8 Nisan 2017 Cumartesi


DÜNÜN AN’LARI


Son Ankara seyahati beklenin dışında geçiyor benim için. Çok uzun bir aradan sonra evimdeyim hissini yaşıyorum. Oysa bu his hiç mi hiç benlik değil, yabancısı olduğum bir duygu bile diyebilirim. Çünkü her yer bana hem evim gibi gelir ve hem de aynı anda hiçbir yer evim değildir, öyle özel anlam falan yükleyemiyorum bu yüzden...

Bu kez ise farklıydı farkı yağmurdan mı bilmem. Malum en sevdiklerimden biri yağmur, böyle şakır şakır yağsın ve ben altında sırılsıklam olayım... Ne mutlu eder her bir hücremi :) Yukarıdayken anlamamıştım, uçak alana indiğinde farkettim yerdeki su brikintilerini ve yere düşen damlaların yarattığı halkaları. Anında mutlu oldum, çok hem de :)

Sevdiğim kafede, Tunalı Caddesi’nin kenarındaki küçük sayılabilecek fransız kafesinde, şarabımı yudumluyor kızarmış peynir yiyorum. Çok severim burayı, Ankara’da yaşarken sık geldiğim yerlerden biriydi, kendimi iyi hissettiğim yerlerden biri. Aslına bakarsan pek bir özelliği yok, öyle ahım şahım bi yer de değil, kendine bir yerlerin konseptini yaratmaya çalışan yerlerden biri. Ben düşkünümdür buraya, benim için özeldir, başkaca bir şey değil. Sahi, bir yerleri niçin çok severiz? Ne olur da oralara bi sürü anlam yükleriz?

Ne oluyor da özel diyoruz? Özel dediklerimiz bizim için anlamı olanlardır, kendine özgü anlamları barındırılar ve onu sadece sen bilirsin. Tam olarak neyi ifade ettiğin, sadece sen ve o özel kıldığın şey arasındaki sırdır... ölüp gidene kadar sürecek bu sır bir şarkı duyduğunda seni belki gülümsetir, belki düşündürür, belki gözlerini doldurur belki nefesini keser. Yapacağı eylem ne olursa olsun yaptığı en önemli şey hatırlatmaktır. Ve aslına bakarsan bence tüm insanlığın derdi, bu hatırlanmak asla unutulmamak mevzusudur. Belki de insan asıl unutulduğu zaman ölüyordur.

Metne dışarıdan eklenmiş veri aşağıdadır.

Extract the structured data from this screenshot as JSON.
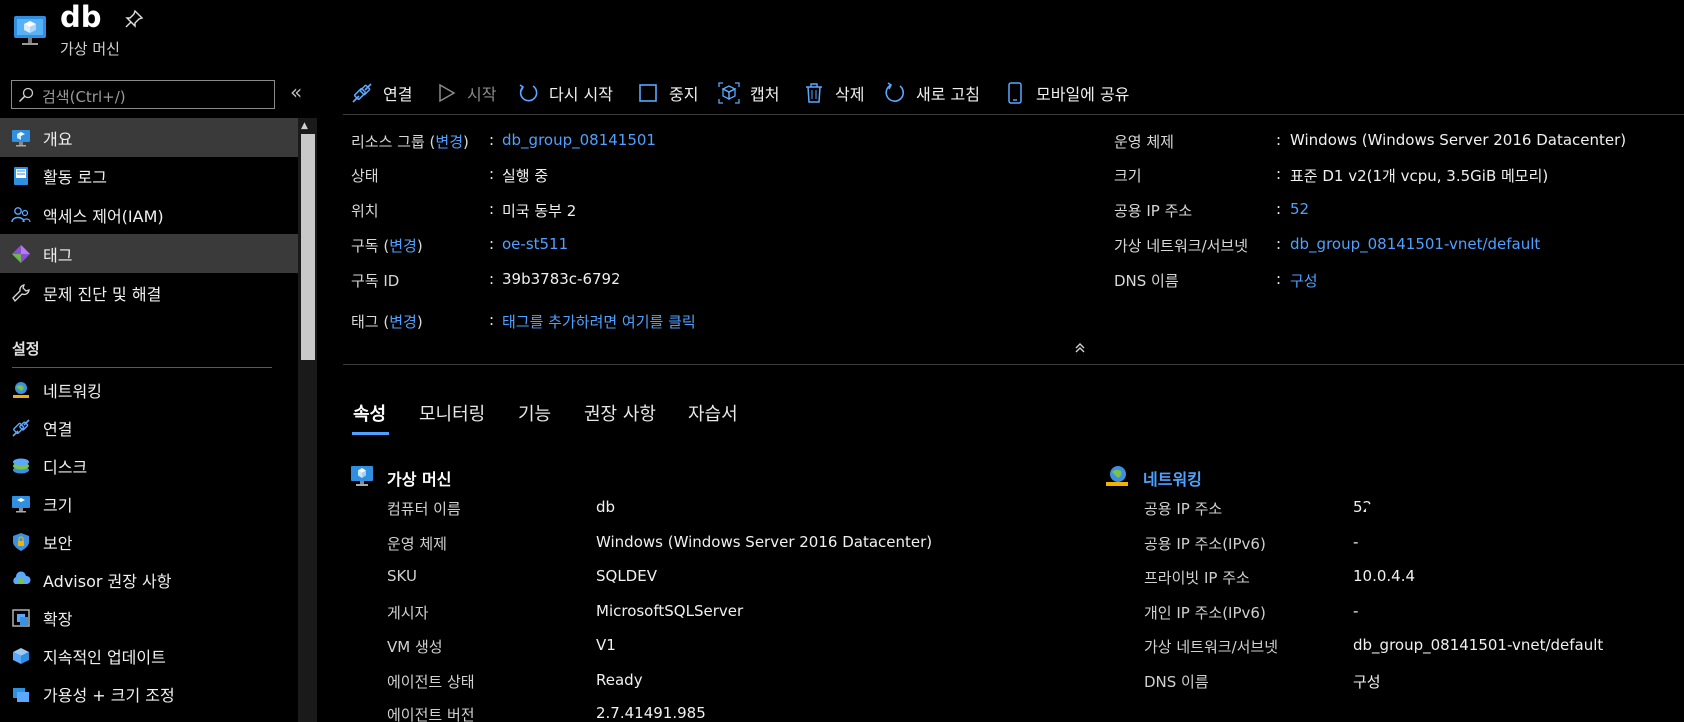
{
  "header": {
    "title": "db",
    "subtitle": "가상 머신",
    "icon": "virtual-machine-icon",
    "pin_icon": "pin-icon"
  },
  "sidebar": {
    "search_placeholder": "검색(Ctrl+/)",
    "collapse_glyph": "«",
    "items": [
      {
        "label": "개요",
        "icon": "overview-icon",
        "active": true
      },
      {
        "label": "활동 로그",
        "icon": "activity-log-icon"
      },
      {
        "label": "액세스 제어(IAM)",
        "icon": "iam-icon"
      },
      {
        "label": "태그",
        "icon": "tag-icon",
        "active": true
      },
      {
        "label": "문제 진단 및 해결",
        "icon": "wrench-icon"
      }
    ],
    "section_label": "설정",
    "settings_items": [
      {
        "label": "네트워킹",
        "icon": "networking-icon"
      },
      {
        "label": "연결",
        "icon": "connect-icon"
      },
      {
        "label": "디스크",
        "icon": "disk-icon"
      },
      {
        "label": "크기",
        "icon": "size-icon"
      },
      {
        "label": "보안",
        "icon": "security-icon"
      },
      {
        "label": "Advisor 권장 사항",
        "icon": "advisor-icon"
      },
      {
        "label": "확장",
        "icon": "extensions-icon"
      },
      {
        "label": "지속적인 업데이트",
        "icon": "continuous-update-icon"
      },
      {
        "label": "가용성 + 크기 조정",
        "icon": "availability-icon"
      }
    ]
  },
  "toolbar": {
    "connect": "연결",
    "start": "시작",
    "restart": "다시 시작",
    "stop": "중지",
    "capture": "캡처",
    "delete": "삭제",
    "refresh": "새로 고침",
    "share_mobile": "모바일에 공유"
  },
  "essentials": {
    "resource_group_label": "리소스 그룹",
    "change": "변경",
    "resource_group_value": "db_group_08141501",
    "status_label": "상태",
    "status_value": "실행 중",
    "location_label": "위치",
    "location_value": "미국 동부 2",
    "subscription_label": "구독",
    "subscription_value": "oe-st511",
    "subscription_id_label": "구독 ID",
    "subscription_id_value": "39b3783c-6792-",
    "tags_label": "태그",
    "tags_value": "태그를 추가하려면 여기를 클릭",
    "os_label": "운영 체제",
    "os_value": "Windows (Windows Server 2016 Datacenter)",
    "size_label": "크기",
    "size_value": "표준 D1 v2(1개 vcpu, 3.5GiB 메모리)",
    "public_ip_label": "공용 IP 주소",
    "public_ip_value": "52.",
    "vnet_label": "가상 네트워크/서브넷",
    "vnet_value": "db_group_08141501-vnet/default",
    "dns_label": "DNS 이름",
    "dns_value": "구성",
    "colon": ":"
  },
  "tabs": [
    "속성",
    "모니터링",
    "기능",
    "권장 사항",
    "자습서"
  ],
  "vm_section": {
    "title": "가상 머신",
    "rows": [
      {
        "label": "컴퓨터 이름",
        "value": "db"
      },
      {
        "label": "운영 체제",
        "value": "Windows (Windows Server 2016 Datacenter)"
      },
      {
        "label": "SKU",
        "value": "SQLDEV"
      },
      {
        "label": "게시자",
        "value": "MicrosoftSQLServer"
      },
      {
        "label": "VM 생성",
        "value": "V1"
      },
      {
        "label": "에이전트 상태",
        "value": "Ready"
      },
      {
        "label": "에이전트 버전",
        "value": "2.7.41491.985"
      }
    ]
  },
  "network_section": {
    "title": "네트워킹",
    "rows": [
      {
        "label": "공용 IP 주소",
        "value": "52."
      },
      {
        "label": "공용 IP 주소(IPv6)",
        "value": "-"
      },
      {
        "label": "프라이빗 IP 주소",
        "value": "10.0.4.4"
      },
      {
        "label": "개인 IP 주소(IPv6)",
        "value": "-"
      },
      {
        "label": "가상 네트워크/서브넷",
        "value": "db_group_08141501-vnet/default"
      },
      {
        "label": "DNS 이름",
        "value": "구성"
      }
    ]
  },
  "colors": {
    "accent": "#4ea1ff",
    "background": "#000000",
    "active_item": "#3a3a3a"
  }
}
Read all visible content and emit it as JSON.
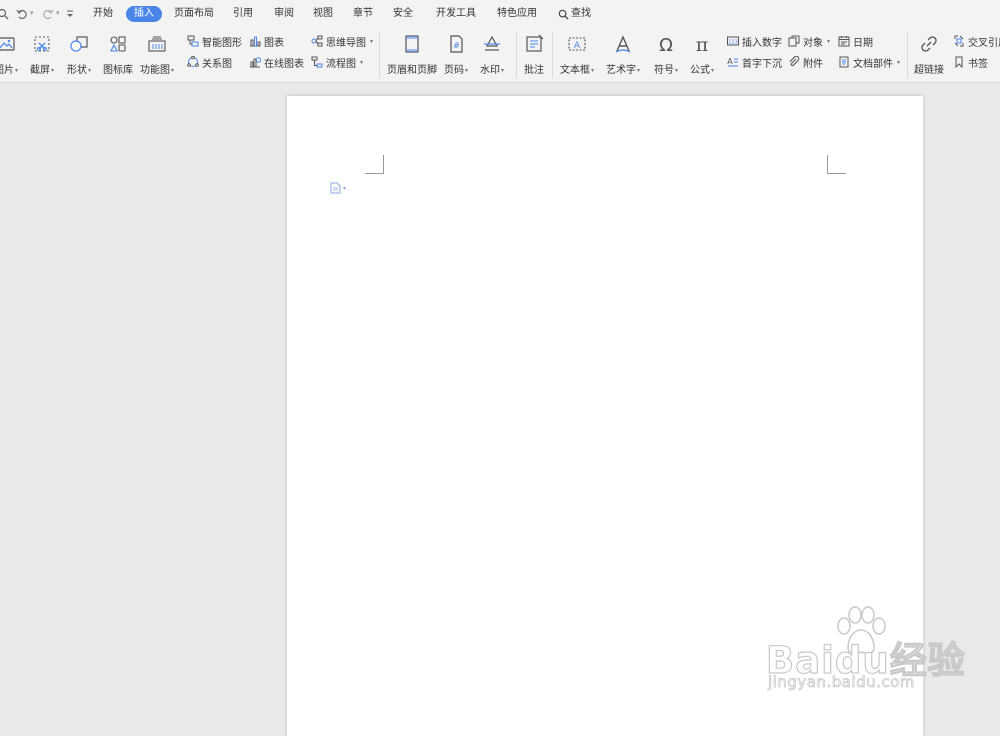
{
  "quick_access": {
    "icons": [
      "print-preview-icon",
      "undo-icon",
      "redo-icon",
      "customize-icon"
    ]
  },
  "menu": {
    "tabs": [
      "开始",
      "插入",
      "页面布局",
      "引用",
      "审阅",
      "视图",
      "章节",
      "安全",
      "开发工具",
      "特色应用"
    ],
    "active": "插入",
    "search_label": "查找"
  },
  "ribbon": {
    "picture": "图片",
    "screenshot": "截屏",
    "shape": "形状",
    "icon_library": "图标库",
    "function_chart": "功能图",
    "smart_graphic": "智能图形",
    "chart": "图表",
    "mind_map": "思维导图",
    "relation_chart": "关系图",
    "online_chart": "在线图表",
    "flowchart": "流程图",
    "header_footer": "页眉和页脚",
    "page_number": "页码",
    "page_number_glyph": "#",
    "watermark": "水印",
    "comment": "批注",
    "textbox": "文本框",
    "wordart": "艺术字",
    "symbol": "符号",
    "symbol_glyph": "Ω",
    "formula": "公式",
    "formula_glyph": "π",
    "insert_number": "插入数字",
    "insert_number_glyph": "123",
    "drop_cap": "首字下沉",
    "object": "对象",
    "attachment": "附件",
    "date": "日期",
    "doc_parts": "文档部件",
    "hyperlink": "超链接",
    "cross_reference": "交叉引用",
    "bookmark": "书签"
  },
  "watermark": {
    "brand": "Bai",
    "brand_rest": "du",
    "brand_cn": "经验",
    "url": "jingyan.baidu.com"
  },
  "colors": {
    "accent": "#4a86e8",
    "ribbon_bg": "#f3f3f3",
    "workspace_bg": "#e9e9e9",
    "page_bg": "#ffffff"
  }
}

Bu kötü değil, hiç değil. Bence insanı insan yapan özelliklerden biri bu. Hatırlanmak istemek insani duygularımızdan biri sadece, belki zayıflık belki değil. Özlenmek isitiyorsan, hatırlanmak istiyorsan ve bunun farkındaysan ve bu sana acı vermiyorsa, hüznün yakınından bile geçmiyorsan bunlar senin kendini bildiğin tarafındır, yani güçlü tarafındır. Çünkü bildiğin, farkında olduğun her şey senin gücündür. Gücünü, özünün gücünü, buralardan alırsın. Hani şimdi şirketlerde pek bir moda ya “güçlü yönler ve geliştirilmesi gereken yönler” tıpkı onun gibi.

Acı çekme hatırlarken, düşündüğünde içinde bir yerler acımasın. Eğer, duygunun farkında ve bilincinde iken acı çekiyorsan, üzüyorsa hatırladığın ve özlediğin, o zaman burası senin geliştirmen gereken yanın. Bunun insani tarafının bir isteği olduğunu bilmelisin önce. Yani kavga etmemelisin kendinle, kabul edeceksin içinden geçen tüm duyguları. Hani şimdi senin “biliyorum yav bunları” dediğini duyar gibiyim. Tamam bil de, unutma en önemli kısmı kabul etmek. Kabul etmeyi atlama tamam mı, o senin en öncelikli adımın çünkü. Ve acı çekmenin hüznün de keyfini çıkarmaya bak. Evet doğru okudun, acının özgürlüğünde boğul önce bi. Boğ iyice kendini. Dokunmasın kimse sana, sen dokun sadece kendine. Dokun en mahrem anılarına sözlerine her şeye dokun. Kendini kendinde boğ... Boğ ki bir sonraki dirilişine geçebilesin. Anılarınla yani seni sen yapanlarla barış sonra.

Farkettin değil mi, yaptığın barışmak kendinle.

Ve aslında özel diye adlandırdığın her şey ve herkes, seni sana götüren araçlardan başka bir şey değil.
Yıllar geçer, anıların etkisi belki azalır belki artar, önemli değildir çünkü sen hep onun orada olduğunu bilirsin, önemli olan budur ve senindir, sana özeldir.

Ve kelimeler dökülürken kağıda, şarabın sonuna gelirken, hatırlamışken birçok şeyi anlıyorum birden burayı neden özel kıldığımı. Çok keyifli sohbetlerime, buluşmalarıma ev sahipliği yaptığı için, kendimi rahat hissettiğim bir yer olduğu için, anılarıma ev sahipliği yaptığı için ve anılarımda gülümseyerek andıklarım için.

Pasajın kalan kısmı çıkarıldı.